At the end of the year, we try to embrace the spirit of giving. It’s a great time to be charitable, both to our loved ones and to the less fortunate. But if you have an end of the year work bonus coming your way, it’s OK to embrace the spirit of receiving, too.
It just feels awesome to start the year with a nice, fat chunk of change. But think back to the end of year bonuses you’ve received in previous years – what happened to all that money? Did it go towards a pile of video games you never play? Did it pay for some new clothes you don’t wear anymore? Maybe it just wasted away in your bank account.
The fact is, most of us are pretty terrible at managing a windfall. Even financially-savvy people tend to get lazy when it comes to free money, because… well, it’s free money. What’s it matter if you spend it on something frivolous?
But the fact is, a windfall is also an opportunity. If used correctly, it can propel your life forward and help you get one step closer to your goals. If used irresponsibly, you’re squandering away a chance to improve your life.
This year, put that year-end bonus to good use. Here’s how to do it.
Pay off debt.
Every personal finance expert tends to agree with my first suggestion – the best thing to do with an end of the year bonus is to pay off any high-interest debt, such as credit card or personal loan debt. If you’re paying more than 7-8% on any loan, use your bonus to eliminate as much as possible.
Not sure what your interest rates are? Log on to your accounts or review your monthly statements to find out. Then, make a list of all your debts from highest interest to lowest. Pick the balance with the largest rate and apply it to your bonus payment. Paying off high-interest debt quickly can save you hundreds on interest and accelerate your repayment.
Save an emergency fund.
According to a 2016 study from the Federal Reserve, almost half of Americans couldn’t afford to pay for a $400 emergency with cash. If you fall into that category, the best thing to do with your bonus is use it for an emergency fund.
An emergency or rainy day fund should be used for events you can’t plan for, such as losing your job, being in a car accident, flying home for a loved one’s funeral and more. Routine procedures such as oil changes for your car or annual vacations don’t count as emergencies and should be saved for separately.
You should have at least $1,000 in your emergency fund, but more is definitely better. Three to six month’s worth of expenses is the standard, depending on your career and if you have a house and kids.
Meet with a financial planner.
What better way to use your bonus than to create a roadmap to financial freedom? If you’ve been putting off a needed overhaul of your finances, take advantage of your bonus to hire a financial planner.

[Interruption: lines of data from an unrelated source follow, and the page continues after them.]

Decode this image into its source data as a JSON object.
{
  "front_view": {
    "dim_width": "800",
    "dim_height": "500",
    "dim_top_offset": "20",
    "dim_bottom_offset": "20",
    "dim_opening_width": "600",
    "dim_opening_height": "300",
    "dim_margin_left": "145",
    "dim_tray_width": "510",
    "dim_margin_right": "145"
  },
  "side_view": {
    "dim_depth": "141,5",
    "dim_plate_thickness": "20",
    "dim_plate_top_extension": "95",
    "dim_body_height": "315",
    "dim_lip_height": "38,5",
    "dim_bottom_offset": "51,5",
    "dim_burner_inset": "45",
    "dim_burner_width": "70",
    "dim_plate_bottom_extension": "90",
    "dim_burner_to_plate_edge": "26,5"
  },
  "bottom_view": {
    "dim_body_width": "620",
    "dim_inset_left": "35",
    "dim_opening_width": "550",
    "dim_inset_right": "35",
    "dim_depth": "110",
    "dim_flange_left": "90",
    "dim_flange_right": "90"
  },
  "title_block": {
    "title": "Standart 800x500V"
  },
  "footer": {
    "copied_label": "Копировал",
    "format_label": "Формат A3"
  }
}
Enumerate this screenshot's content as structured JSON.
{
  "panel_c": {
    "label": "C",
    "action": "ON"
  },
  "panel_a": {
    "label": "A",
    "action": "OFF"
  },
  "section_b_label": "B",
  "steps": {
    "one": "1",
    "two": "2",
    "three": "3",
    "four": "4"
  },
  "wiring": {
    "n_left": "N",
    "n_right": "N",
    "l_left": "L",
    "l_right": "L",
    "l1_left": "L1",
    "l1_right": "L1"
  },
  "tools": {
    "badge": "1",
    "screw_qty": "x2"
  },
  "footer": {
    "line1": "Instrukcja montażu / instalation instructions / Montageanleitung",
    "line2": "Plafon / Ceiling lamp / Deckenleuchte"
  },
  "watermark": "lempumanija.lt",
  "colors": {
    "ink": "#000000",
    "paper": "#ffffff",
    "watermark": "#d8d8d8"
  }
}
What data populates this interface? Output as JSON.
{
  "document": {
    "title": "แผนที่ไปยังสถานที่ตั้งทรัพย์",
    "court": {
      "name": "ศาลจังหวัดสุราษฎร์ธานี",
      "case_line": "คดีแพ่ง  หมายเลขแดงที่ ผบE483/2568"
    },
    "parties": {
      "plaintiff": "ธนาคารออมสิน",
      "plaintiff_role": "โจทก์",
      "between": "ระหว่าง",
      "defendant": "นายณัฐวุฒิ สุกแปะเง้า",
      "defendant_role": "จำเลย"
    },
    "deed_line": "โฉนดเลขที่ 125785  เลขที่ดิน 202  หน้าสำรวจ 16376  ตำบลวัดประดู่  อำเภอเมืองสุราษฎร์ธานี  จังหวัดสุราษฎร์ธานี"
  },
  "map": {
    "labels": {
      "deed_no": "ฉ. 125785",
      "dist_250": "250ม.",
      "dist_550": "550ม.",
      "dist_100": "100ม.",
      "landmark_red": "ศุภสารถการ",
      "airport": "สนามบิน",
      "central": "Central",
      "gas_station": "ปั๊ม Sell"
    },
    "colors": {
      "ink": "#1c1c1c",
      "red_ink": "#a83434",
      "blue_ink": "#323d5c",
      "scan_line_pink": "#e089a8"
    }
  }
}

You can find an affordable financial planner through the XY Planning Network or the Garrett Planning Network. Your bonus should be enough to pay for one or two sessions where you’ll learn how to budget, pay off debt and save for retirement.
When I was paying off my student loans, I typically put all my windfalls toward my debt, only keeping about 10% for discretionary spending. But every once in a while, I would take the whole amount and splurge on something I’d been eying for a long time.
For example, one year I took a birthday check and spent most of it on a trip to Spain with my boyfriend and a friend. It wasn’t the most practical or responsible decision, but the memories of that 10-day vacation will last me a lifetime.
Sometimes you can find a balance between buying something for yourself and buying something practical. You could buy a new bike so you can ride to work, a crockpot so you can meal plan ahead of time or even a subscription to Amazon Prime.
Of course, you can also go really wild and buy something just for fun, like the Nintendo Switch or a box set of “The Wire.” Sometimes you just have to live a little, but always make sure it’s something you really want. Every time I splurged while paying off debt, I used it for something I’d been obsessing about for months.
How to decide what to do.
If can’t decide how to use your bonus, give yourself a few days or weeks to think it over. There’s no need to figure it out immediately, and the longer you wait, the less likely it is you’ll blow the money on something inconsequential.
I’ve only gotten a work bonus once in my life, and I had several months to choose the best option. I eventually stashed it for a cross-country move to Colorado my husband and I were saving for.
Make a list of what your priorities are and how the bonus can help you. If your top goal is to buy a car, set the bonus aside for your new wheels. If you want to become a homeowner, use the bonus for a down payment. The only bad decision is to not to make one at all, letting the money sit in your bank account without going to good use.